L'ouvrage (1819)
L’instinct sexuel en général, tel qu’il se présente dans la conscience de chacun, n’est, en soi et en dehors de toute manifestation extérieure, que la volonté de vivre (c’est-à-dire ce que la nature veut : la perpétuation de l’espèce et donc la simple reproduction de l’espèce). En ce cas l’instinct sexuel, bien qu’au fond pur besoin subjectif, sait très habilement prendre le masque d’une admiration objective (l’amour, la passion) et donner ainsi le change à la conscience ; car la nature a besoin de ce stratagème pour, arriver à ses fins. Mais si objective et si bien revêtue de sublimes couleurs que cette admiration puisse nous paraître, cependant cette passion amoureuse n’a en vue que la procréation d’un individu de nature déterminée ; et ce qui le prouve avant tout, c’est que l’essentiel n’est pas la réciprocité de l’amour mais bien la possession, c’est-à-dire la jouissance physique. La certitude d’être payé de retour ne peut nullement consoler de la privation de cette jouissance : bien des hommes, en pareille circonstance, se sont brûlé la cervelle.

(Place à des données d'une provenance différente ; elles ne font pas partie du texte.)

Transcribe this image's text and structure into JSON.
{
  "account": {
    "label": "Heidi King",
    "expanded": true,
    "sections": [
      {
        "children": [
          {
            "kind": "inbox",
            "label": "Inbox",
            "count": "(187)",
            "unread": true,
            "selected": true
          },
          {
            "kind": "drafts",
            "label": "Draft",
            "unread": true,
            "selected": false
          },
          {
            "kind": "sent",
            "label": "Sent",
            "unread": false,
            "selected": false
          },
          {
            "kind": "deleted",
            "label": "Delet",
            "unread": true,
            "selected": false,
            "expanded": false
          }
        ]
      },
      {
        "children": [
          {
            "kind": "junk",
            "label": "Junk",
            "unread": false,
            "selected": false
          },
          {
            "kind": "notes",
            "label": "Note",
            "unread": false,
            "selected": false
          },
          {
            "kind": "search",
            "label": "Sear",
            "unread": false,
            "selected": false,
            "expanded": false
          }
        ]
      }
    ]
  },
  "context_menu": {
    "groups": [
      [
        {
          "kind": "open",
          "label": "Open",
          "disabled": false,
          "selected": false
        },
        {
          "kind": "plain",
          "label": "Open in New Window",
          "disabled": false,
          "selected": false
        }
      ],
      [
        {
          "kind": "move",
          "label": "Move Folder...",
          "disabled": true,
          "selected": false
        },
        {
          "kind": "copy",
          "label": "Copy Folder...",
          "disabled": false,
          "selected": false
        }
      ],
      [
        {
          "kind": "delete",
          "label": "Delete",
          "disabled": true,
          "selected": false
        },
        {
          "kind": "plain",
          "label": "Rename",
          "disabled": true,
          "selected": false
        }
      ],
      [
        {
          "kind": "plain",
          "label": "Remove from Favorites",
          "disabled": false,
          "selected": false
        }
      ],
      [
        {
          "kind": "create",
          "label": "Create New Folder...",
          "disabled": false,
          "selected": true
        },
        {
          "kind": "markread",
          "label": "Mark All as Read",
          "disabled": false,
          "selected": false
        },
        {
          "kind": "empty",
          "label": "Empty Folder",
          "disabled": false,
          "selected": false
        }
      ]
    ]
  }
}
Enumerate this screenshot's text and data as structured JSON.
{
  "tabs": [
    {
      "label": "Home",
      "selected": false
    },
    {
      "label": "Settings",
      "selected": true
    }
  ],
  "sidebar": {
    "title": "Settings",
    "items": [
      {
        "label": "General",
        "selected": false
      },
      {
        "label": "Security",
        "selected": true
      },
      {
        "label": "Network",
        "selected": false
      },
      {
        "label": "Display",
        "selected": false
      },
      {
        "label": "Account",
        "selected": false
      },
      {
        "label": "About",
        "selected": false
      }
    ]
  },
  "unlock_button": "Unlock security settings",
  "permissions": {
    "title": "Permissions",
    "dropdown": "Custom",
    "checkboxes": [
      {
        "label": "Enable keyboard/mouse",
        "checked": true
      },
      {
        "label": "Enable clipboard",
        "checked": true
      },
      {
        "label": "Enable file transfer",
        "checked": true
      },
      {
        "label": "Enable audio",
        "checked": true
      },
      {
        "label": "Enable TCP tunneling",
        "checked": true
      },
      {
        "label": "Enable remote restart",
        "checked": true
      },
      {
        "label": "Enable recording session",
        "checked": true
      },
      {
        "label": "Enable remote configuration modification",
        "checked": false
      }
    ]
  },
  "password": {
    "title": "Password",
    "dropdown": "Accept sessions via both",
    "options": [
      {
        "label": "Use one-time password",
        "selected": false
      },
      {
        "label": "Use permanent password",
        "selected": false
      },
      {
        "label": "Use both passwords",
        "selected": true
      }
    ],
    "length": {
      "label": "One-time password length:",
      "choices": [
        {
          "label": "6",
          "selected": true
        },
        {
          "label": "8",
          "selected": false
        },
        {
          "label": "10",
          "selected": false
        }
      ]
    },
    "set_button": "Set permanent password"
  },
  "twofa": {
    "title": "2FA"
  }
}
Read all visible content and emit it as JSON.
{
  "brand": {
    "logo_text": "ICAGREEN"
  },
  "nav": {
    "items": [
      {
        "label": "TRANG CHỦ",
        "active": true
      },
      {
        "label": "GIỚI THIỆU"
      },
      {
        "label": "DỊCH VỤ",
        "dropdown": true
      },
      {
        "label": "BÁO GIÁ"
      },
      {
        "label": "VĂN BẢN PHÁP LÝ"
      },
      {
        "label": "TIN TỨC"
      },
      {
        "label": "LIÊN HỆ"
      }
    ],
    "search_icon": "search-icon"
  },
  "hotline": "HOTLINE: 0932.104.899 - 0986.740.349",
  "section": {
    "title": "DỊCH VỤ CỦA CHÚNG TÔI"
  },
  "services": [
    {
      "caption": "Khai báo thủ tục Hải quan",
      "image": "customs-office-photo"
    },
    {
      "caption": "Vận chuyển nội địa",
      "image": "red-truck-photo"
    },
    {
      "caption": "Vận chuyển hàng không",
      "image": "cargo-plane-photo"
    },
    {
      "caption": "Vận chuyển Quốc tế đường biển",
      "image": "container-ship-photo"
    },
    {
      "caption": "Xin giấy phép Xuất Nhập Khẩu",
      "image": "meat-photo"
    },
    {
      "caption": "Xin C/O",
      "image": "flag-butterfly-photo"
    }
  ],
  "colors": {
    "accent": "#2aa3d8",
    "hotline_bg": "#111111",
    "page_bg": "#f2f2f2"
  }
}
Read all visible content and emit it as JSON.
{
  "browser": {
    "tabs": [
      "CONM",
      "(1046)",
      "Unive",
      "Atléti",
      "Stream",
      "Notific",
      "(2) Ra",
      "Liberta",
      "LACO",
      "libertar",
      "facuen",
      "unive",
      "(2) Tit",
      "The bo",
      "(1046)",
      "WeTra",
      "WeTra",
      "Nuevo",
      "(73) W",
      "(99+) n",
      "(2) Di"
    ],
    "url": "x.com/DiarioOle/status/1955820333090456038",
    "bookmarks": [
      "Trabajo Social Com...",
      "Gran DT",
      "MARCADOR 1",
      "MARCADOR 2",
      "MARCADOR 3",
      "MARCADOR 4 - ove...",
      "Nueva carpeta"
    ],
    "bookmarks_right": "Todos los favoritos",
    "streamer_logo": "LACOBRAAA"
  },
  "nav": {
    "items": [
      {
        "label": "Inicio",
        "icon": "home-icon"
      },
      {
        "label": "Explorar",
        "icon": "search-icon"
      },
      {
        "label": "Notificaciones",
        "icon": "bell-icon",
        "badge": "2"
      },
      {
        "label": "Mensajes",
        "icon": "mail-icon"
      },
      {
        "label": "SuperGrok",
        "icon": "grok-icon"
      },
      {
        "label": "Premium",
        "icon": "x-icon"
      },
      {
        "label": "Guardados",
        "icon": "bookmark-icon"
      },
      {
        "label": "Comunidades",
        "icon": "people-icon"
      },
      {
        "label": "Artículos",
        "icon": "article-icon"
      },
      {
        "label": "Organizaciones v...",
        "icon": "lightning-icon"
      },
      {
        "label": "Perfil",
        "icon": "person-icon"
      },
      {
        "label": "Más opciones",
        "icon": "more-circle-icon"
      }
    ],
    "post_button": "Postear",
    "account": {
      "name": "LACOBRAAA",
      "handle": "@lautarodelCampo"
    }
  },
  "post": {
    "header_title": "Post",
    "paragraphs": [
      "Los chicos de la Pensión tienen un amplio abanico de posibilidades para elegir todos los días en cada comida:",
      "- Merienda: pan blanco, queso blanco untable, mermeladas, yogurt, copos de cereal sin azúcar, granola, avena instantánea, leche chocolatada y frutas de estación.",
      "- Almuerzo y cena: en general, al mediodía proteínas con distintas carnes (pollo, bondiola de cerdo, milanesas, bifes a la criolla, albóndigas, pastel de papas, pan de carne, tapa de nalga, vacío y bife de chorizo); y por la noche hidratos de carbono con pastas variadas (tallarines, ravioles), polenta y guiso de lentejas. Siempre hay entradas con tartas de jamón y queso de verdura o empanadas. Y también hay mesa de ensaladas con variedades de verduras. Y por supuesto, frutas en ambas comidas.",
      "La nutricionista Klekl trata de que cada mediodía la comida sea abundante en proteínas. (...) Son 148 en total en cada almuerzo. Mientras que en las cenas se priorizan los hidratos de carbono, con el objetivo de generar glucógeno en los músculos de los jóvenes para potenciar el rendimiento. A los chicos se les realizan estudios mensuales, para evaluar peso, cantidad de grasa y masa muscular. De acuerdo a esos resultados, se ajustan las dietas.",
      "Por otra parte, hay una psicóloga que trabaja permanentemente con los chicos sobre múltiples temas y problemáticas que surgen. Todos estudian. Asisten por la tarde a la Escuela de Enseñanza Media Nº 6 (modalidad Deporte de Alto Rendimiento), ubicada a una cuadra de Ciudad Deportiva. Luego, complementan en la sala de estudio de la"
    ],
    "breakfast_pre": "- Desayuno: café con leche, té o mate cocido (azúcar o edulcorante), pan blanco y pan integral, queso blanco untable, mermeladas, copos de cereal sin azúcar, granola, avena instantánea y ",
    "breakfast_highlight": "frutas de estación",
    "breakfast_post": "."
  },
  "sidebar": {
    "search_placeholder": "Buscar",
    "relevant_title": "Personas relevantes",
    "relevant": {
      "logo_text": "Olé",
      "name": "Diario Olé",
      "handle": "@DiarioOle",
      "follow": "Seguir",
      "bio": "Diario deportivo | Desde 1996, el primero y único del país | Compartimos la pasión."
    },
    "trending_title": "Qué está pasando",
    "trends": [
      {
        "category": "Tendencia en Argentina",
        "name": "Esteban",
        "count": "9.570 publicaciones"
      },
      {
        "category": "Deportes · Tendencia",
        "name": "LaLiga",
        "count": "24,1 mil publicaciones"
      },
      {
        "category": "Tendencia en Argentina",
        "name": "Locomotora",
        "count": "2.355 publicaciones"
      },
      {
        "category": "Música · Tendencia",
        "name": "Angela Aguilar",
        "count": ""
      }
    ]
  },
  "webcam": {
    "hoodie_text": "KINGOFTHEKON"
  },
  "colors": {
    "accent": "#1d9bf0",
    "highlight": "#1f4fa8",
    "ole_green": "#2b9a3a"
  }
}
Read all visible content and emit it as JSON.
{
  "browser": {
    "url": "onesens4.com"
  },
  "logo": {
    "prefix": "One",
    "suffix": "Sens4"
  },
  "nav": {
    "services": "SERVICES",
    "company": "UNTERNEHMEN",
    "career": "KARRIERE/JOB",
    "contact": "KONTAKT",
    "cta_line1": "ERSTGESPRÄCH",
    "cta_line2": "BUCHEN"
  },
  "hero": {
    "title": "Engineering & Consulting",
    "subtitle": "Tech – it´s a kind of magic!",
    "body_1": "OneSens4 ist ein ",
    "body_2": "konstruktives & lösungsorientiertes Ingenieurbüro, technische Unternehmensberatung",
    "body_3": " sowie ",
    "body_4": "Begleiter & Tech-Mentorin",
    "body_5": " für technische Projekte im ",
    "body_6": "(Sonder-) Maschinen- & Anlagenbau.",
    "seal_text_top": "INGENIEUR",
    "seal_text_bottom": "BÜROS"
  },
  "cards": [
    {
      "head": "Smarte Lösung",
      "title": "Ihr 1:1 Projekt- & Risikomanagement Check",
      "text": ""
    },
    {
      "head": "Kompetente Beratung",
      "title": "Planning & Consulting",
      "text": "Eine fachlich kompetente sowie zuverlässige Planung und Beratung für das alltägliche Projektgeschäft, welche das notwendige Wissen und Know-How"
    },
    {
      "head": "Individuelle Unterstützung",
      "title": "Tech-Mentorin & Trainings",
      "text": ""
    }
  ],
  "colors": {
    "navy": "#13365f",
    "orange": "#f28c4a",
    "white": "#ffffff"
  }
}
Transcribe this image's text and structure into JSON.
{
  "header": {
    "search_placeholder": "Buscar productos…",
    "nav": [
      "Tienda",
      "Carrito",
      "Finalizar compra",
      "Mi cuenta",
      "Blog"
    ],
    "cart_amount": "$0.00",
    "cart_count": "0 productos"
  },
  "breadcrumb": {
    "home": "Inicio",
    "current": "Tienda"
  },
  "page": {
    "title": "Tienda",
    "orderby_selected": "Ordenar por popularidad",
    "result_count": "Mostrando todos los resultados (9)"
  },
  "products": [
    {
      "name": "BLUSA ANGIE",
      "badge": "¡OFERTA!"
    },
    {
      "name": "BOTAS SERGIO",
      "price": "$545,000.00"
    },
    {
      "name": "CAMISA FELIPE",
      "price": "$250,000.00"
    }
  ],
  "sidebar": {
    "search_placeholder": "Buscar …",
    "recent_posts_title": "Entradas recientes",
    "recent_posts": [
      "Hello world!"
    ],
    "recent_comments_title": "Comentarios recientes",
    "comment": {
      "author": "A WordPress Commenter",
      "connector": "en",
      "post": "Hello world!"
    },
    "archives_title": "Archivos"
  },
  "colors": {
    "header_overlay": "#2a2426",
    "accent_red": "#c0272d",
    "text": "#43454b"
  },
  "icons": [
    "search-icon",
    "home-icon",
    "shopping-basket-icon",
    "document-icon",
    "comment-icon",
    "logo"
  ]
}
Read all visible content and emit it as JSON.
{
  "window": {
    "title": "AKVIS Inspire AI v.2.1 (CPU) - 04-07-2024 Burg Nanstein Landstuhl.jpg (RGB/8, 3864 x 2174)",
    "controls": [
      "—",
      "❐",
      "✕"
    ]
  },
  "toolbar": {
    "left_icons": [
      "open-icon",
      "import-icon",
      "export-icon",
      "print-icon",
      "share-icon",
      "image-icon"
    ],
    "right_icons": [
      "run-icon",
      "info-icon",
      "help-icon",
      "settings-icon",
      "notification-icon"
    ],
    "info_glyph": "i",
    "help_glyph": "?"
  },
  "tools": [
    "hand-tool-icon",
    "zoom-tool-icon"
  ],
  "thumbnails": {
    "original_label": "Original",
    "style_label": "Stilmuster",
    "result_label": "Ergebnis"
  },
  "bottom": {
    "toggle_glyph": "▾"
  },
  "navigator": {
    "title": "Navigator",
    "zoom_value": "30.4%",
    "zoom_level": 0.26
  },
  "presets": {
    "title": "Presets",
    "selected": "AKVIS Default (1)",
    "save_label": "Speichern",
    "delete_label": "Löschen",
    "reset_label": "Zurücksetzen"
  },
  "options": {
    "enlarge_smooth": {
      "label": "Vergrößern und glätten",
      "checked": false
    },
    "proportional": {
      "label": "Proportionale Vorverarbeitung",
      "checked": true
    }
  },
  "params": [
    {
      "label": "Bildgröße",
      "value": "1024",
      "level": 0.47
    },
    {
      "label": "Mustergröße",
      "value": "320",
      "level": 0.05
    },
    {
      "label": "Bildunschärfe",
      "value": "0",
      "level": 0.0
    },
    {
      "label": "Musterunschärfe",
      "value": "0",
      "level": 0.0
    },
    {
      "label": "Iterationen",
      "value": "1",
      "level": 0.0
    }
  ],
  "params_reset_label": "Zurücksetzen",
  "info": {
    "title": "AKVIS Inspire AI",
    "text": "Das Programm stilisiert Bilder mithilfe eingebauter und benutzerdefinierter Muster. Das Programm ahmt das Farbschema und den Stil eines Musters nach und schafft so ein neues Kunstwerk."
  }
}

Et en revanche, des hommes passionnément amoureux, faute de pouvoir se faire aimer eux-mêmes, se contentent de la possession, de la jouissance physique.
La procréation d’un enfant : voilà le but véritable, quoiqu’ignoré des acteurs, de tout roman d’amour : les moyens et la façon d’y atteindre sont chose accessoire.
Regardez le soin que l’homme apporte à choisir, pour la simple satisfaction du besoin sexuel, une femme déterminée, et vers laquelle il se porte avec tant d’ardeur que souvent, pour arriver à ses fins, oublieux de toute prudence, il sacrifie le bonheur de toute sa vie par une intrigue qui lui coûte sa famille (Divorce), ses enfants, sa fortune, son honneur, sa vie (SIDA par exemple), et plus d’une fois un crime ; et tout cela pour servir au mieux les intérêts de l’espèce, pour se conformer à la volonté partout souveraine de la nature. Partout, en effet, l’instinct agit comme en vue d’une certaine fin (la reproduction), et cependant sans se la proposer. La nature le fait naître là où l’individu qui doit agir serait incapable de comprendre le but, ou refuserait de chercher à l’atteindre. Aussi l’instinct, en règle générale, n’est-il guère donné qu’aux animaux, et surtout aux animaux inférieurs, aux plus dépourvus d’intelligence. Mais il a été aussi donné à l’homme, à peu près pour le seul cas en question, car l’homme, bien que très capable de concevoir la fin, n’y travaillerait pas avec le zèle nécessaire, surtout aux dépens de son bonheur personnel. Ici donc, comme dans tout instinct, la vérité a pris la forme d’une illusion (l’amour passion) pour agir sur la volonté. C’est en effet une illusion voluptueuse qui abuse l’homme en lui faisant croire qu’il trouvera dans les bras d’une femme dont la beauté le séduit une plus grande jouissance que dans ceux d’une autre, ou en lui inspirant la ferme conviction que tel individu déterminé est le seul dont la possession puisse lui procurer la suprême félicité. Aussi il s’imagine qu’il accomplit tous ces efforts et tous ces sacrifices pour sa jouissance personnelle, et c’est seulement pour la conservation du type de l’espèce dans toute sa pureté ou pour la procréation d’une individualité bien déterminée qui ne peut naître que de ces parents-là.
“J’entends d’ici les cris qu’arrache aux âmes élevées et sensibles, et surtout aux âmes amoureuses, le brutal réalisme de mes vues, et cependant l’erreur n’est pas de mon côté.”